En effet, Contre-enquête ( à ne pas confondre avec le film du même nom avec Jean Dujardin, à des années lumières niveau qualité) est l'oeuvre d'un cinéaste, Sidney Lumet, assez sous estimé de son vivant, et dont le décès en 2011 semble avoir fait prendre conscience à tous les cinéphiles ou presque, quel grand cinéaste il était ( peut-être que le Festival Lumière le rehabiltera dans une des prochaines éditions, comme il l'a fait cette année pour Hal Hasby).
Nommé cinq fois aux Oscars, Sidney Lumet a simplement reçu un Oscar d’honneur en 2005 et pourtant, j'ai toujours considéré que ses films étaient à la hauteur d'un Scorsese ou d'un Copp, à la reconnaissance critique et public hautement supérieurs.
Son cinéma était certes de prime abord moins flamboyant, plus classique que ceux de ces confrères, mais il témoignait d'un sens de l'écriture formidable et d'une direction d'acteurs aux petits oignons. Serpico, tout d’abord, en 1973, avec Al Pacino, d’après l’histoire vraie d’un policier confronté à la corruption dans les services. et Le Prince de New-York en 1981, avec Treat Williams sont deux immenses polars réussis sur tous les plans.

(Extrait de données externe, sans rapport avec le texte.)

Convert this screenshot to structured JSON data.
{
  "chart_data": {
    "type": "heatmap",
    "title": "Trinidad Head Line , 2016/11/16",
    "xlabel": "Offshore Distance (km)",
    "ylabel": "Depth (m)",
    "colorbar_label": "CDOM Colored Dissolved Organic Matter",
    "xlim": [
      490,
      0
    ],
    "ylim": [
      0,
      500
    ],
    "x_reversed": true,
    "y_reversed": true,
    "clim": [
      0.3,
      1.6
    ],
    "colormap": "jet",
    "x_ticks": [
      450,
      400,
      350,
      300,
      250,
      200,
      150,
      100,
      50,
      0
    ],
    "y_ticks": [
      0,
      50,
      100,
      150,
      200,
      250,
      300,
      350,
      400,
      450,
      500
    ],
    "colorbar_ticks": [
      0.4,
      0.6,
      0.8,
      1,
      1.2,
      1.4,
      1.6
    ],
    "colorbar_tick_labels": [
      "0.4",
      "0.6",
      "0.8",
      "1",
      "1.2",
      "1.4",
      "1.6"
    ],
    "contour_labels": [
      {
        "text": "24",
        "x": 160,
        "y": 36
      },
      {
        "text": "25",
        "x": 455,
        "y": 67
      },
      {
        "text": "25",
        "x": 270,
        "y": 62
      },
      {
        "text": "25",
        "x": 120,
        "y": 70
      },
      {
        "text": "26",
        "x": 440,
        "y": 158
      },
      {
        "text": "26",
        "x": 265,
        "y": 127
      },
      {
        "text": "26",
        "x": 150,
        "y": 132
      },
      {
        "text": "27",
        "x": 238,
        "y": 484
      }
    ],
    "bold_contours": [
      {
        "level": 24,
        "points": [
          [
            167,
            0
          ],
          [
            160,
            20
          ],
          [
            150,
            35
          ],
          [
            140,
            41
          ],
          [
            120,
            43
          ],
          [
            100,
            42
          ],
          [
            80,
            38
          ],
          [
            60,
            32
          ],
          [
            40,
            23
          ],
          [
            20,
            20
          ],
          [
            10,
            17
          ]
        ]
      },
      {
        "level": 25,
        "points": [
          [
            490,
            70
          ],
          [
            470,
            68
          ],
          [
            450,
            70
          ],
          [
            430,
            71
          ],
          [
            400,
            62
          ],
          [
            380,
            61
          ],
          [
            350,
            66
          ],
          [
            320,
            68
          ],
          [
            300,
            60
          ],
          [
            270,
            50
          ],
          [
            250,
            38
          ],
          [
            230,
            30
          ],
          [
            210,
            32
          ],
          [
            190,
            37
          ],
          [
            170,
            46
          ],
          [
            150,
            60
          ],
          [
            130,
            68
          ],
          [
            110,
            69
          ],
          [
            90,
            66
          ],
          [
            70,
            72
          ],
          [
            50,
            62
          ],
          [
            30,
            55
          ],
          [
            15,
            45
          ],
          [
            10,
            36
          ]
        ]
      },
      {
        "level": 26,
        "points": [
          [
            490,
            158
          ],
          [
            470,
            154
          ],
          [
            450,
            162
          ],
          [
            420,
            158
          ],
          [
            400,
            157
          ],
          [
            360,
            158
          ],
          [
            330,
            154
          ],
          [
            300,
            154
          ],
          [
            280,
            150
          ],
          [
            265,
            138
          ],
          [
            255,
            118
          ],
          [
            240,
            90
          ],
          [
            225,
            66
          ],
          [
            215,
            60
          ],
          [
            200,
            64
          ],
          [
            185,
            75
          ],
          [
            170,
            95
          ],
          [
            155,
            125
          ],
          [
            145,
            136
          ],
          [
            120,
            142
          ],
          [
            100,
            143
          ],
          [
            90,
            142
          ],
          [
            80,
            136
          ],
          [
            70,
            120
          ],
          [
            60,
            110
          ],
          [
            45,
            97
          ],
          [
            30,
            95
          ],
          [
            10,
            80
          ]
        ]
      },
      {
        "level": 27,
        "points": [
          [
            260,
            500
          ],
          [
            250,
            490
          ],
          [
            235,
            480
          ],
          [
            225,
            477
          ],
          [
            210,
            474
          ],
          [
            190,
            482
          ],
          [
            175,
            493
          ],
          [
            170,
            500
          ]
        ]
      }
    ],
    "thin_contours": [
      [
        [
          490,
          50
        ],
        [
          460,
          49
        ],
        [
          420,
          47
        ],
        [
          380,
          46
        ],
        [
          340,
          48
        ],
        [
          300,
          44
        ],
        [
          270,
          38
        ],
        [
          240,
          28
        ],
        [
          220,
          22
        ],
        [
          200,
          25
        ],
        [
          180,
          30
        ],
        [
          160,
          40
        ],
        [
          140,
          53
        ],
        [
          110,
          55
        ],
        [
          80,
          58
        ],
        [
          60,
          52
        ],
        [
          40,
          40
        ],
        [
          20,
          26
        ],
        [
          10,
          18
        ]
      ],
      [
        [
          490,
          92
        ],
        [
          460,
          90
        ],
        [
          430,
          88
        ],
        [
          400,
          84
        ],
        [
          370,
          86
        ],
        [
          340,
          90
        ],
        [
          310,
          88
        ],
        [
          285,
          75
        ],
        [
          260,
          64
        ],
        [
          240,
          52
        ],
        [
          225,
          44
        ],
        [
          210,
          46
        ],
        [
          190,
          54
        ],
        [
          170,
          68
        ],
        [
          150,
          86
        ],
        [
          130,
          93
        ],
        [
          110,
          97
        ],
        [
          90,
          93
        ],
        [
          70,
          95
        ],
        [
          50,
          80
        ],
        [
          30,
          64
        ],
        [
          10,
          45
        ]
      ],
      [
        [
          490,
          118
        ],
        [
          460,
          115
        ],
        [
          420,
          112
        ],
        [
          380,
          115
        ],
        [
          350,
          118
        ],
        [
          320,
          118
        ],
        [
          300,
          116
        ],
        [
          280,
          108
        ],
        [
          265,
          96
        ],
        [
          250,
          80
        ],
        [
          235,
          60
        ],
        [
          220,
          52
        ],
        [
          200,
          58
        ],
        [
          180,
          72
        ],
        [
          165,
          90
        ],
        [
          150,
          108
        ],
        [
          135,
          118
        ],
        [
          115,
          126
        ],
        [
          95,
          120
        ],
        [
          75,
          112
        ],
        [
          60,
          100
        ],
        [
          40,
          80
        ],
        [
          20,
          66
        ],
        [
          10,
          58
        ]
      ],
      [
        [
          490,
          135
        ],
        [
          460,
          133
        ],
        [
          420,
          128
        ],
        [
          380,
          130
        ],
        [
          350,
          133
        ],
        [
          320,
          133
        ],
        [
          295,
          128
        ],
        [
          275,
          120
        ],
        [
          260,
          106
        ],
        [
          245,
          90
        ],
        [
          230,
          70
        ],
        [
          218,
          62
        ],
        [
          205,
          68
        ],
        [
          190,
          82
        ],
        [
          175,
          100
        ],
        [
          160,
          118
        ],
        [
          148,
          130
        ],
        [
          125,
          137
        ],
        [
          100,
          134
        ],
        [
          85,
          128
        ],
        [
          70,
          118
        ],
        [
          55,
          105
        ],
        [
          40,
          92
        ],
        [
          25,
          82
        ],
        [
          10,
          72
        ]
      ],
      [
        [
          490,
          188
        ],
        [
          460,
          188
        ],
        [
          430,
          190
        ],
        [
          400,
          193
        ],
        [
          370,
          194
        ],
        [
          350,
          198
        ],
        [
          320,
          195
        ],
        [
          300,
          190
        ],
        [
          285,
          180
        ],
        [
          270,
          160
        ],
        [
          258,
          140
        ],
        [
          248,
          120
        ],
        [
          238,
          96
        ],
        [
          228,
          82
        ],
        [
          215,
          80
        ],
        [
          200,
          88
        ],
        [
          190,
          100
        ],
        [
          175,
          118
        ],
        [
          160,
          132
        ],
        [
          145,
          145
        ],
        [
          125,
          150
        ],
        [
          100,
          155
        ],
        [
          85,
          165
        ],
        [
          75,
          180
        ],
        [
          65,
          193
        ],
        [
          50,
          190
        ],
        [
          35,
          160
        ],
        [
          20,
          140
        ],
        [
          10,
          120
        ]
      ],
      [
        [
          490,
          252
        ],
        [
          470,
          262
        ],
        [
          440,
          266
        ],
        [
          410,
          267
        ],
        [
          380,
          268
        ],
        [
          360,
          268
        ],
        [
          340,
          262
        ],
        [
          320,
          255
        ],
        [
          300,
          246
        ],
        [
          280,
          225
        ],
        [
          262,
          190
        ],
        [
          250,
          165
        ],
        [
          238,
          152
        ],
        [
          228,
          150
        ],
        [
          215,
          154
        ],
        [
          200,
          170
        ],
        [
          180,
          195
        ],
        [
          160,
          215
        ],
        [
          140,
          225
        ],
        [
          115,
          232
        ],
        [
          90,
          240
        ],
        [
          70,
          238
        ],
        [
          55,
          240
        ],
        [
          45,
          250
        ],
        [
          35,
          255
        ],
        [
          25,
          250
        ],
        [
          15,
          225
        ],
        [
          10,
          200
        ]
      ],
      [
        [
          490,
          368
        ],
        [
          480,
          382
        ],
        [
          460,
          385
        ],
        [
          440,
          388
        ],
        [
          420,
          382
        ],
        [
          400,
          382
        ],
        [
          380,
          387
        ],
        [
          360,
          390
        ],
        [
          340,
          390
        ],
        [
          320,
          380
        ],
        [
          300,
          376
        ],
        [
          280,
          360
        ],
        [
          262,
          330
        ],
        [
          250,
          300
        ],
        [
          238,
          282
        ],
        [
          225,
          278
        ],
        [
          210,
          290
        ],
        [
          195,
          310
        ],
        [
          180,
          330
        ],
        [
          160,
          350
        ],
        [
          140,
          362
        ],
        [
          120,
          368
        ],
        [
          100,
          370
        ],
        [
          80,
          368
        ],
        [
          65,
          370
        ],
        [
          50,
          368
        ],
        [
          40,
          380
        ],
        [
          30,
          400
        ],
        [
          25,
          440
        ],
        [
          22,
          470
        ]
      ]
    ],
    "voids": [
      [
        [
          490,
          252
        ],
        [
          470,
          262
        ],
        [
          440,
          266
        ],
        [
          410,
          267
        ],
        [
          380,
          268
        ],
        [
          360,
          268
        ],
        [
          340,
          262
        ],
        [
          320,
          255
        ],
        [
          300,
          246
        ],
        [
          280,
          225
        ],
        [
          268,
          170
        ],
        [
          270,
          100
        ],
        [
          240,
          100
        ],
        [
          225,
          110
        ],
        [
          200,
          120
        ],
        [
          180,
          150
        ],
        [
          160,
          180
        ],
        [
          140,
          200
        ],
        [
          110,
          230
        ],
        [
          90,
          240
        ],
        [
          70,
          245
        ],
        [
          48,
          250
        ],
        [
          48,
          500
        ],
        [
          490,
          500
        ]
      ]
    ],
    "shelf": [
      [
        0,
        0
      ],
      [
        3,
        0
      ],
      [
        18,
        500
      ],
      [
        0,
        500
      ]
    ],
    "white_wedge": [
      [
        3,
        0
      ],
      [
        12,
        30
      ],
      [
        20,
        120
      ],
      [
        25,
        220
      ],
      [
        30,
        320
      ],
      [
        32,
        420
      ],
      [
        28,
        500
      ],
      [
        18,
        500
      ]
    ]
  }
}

Serpico et Le Prince de New York sont d'ailleurs les deux premiers volets, et Contre Enquête le troisième et dernier, de ce que Lumet lui même reconnait comme une "trilogie du polar new-yorkais" amorcée vingt ans plus tôt et qui nous montre à chaque fois un personnage de jeune idéaliste qui se confronte à un système ( judiciaire, policier..) totalement corrompu qu'il pense pouvoir dénoncer , mais qui finalement se fera complétement dévorer par lui.
Ici, ce jeune blanc bec candide et idéaliste n'est autre qu'un jeune substitut du procureur, Al Reilly, incarné par un Timothy Hutton falot, mais idéal pour le rôle se retrouve chargé d'une affaire aux prises avec Mike Brennan ( Nick Nolte), policier efficace et violent aux méthodes expéditives.qui abât de sang froid un gangster latino.
Basé sur l’autobiographie d’Edwin Torres ( juge de la Cour suprême reconverti en écrivain,auteur d'un autre roman qui a donné un chef d'oeuvre, Carlito’s Way- L'impasse, film réalisé par De Palma aussi dans les années 90), cette Contre Enquête est géniale à différents niveaux de lectures, que ce soit par l'écriture de ses personnages pleins de doutes et de questionnements, ou pour son propos plus général, celui de de démonter les rouages d'une sociéte et d'insitutions structurellement corrompu contre lesquels personne ne peut rien. La collusion entre certains de ses membres et les trafiquants de toutes sortes, de même que les ambitions politiques des plus hauts gradés de la Police, viennent assombrir l'image des autorités et d'institutions qui franchit allégèrement les limites de la légalité.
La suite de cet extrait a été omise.